RFID systems are widely used in the automotive industry and other industries such as farm animal identification, building access control, and meter reading. A primary application in the automotive industry is RFID used in the portion of the anti-theft system. The anti-theft system prevents a vehicle from being started without a key or a remote control device that has been electronically paired to a specific vehicle using RFID. RFID systems often include low power radio transponders. The transponder receives a radio signal from a base unit (also known as a “reader”). The reader may be built into a vehicle or other type of system. The transponder can be powered either by an energy source such as a battery or by energy harvested from the radio frequency (RF) field produced by the reader. Some transponders are primarily powered by a battery, with the added capability of being powered by the RF field when the battery cannot provide sufficient energy or when the battery is absent.
Upon receiving an RF signal from the reader with specific characteristics, the transponder responds to the reader by transmitting an RF signal with specific characteristics. The RF signals generated by the reader and transponder are typically modulated with data. The data transmitted by the reader and transponder is system dependent. Data transmitted by the transponder may include a transponder identification code, the reading of a water meter, or data from a vehicle key to be validated by the anti-theft system. A transponder in a vehicle key can be considered an “immobilizer” because, if the reader fails to receive the correct response from the transponder in the key or a key fob, the vehicle or equipment is disabled and may not start.
FIG. 1 is a block diagram of an example RFID system 100 operating at low radio frequency (LF). An example RF frequency employed in LF RFID systems is 134 kHz. Frequencies other than 134 kHz can be used. The “transponder” (block 101 of FIG. 1) operates in response to a query issued by a “reader” (block 103 of FIG. 1). Readers and transponders operating at low radio frequencies typically employ magnetically coupled antennas in close proximity. Initially in a communication session, the reader generates an LF field at approximately the natural resonant frequency of transponder antenna tank circuit 105 of FIG. 1. The LF field generated by the reader supplies energy to the transponder by inducing an oscillation in the transponder antenna tank circuit 105 of FIG. 1. When the transponder is being powered by the LF field, the oscillation induced by the reader in the transponder antenna tank circuit is typically rectified by the transponder. This rectified signal is typically used to charge a capacitor that powers the transponder. The reader also modulates the LF field with data for the transponder. Amplitude shift keying (ASK) modulation is typically used by the reader to transmit data. Data transmitted from the reader to the transponder is the “downlink” data. The transponder demodulates and processes the downlink data. The reader stops generating the LF field after completing the downlink transmission and after sufficient time has elapsed for the transponder to store sufficient energy to respond to the reader. After processing the downlink data, the transponder responds to the reader with data typically using frequency shift keying (FSK) modulation of the LF field. The LF field generated by the transponder and the reader are typically at approximately the same frequency. The same antenna tank circuit is typically used by the transponder for both receive and transmit. Data transmitted by the transponder to the reader is the “uplink” data. The group of radio signals 107 of FIG. 1 represent the energy in the LF field supplied by the reader, the downlink data, and the uplink data.

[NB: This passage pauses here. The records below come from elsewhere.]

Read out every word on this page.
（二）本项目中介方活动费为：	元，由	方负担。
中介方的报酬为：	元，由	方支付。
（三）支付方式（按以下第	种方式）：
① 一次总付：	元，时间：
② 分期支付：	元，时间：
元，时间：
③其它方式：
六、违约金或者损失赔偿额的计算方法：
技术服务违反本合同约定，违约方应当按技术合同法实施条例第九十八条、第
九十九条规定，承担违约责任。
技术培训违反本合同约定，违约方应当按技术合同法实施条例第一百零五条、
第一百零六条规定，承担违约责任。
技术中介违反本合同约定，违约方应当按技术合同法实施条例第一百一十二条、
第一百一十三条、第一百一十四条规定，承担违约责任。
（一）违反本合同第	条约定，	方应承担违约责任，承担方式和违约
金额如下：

Transponders can be implemented with multiple antennas. For example, three orthogonally positioned antennas are often used in RFID transponders where the relative orientation of the reader and transponder is not fixed. Transponders implemented with multiple antennas often have separate receive and transmit circuits dedicated to each antenna in addition to common circuits. The common circuits typically include control functions, data processing, and power supply.
When the reader completes the downlink transmission and stops generating the LF field, transponders typically employ an oscillator to sustain oscillation in the antenna tank circuit (105 of FIG. 1) by adding energy to the antenna tank circuit. The energy added to the tank circuit by the oscillator periodically increases the peak-to-peak voltage range of the antenna tank circuit oscillation.
Transponders typically employ voltage limiting circuits coupled to the antenna tank circuit (105 of FIG. 1). This voltage limiting is employed to protect transponder circuit elements and insure the antenna voltage is within a range that can be processed by the transponder.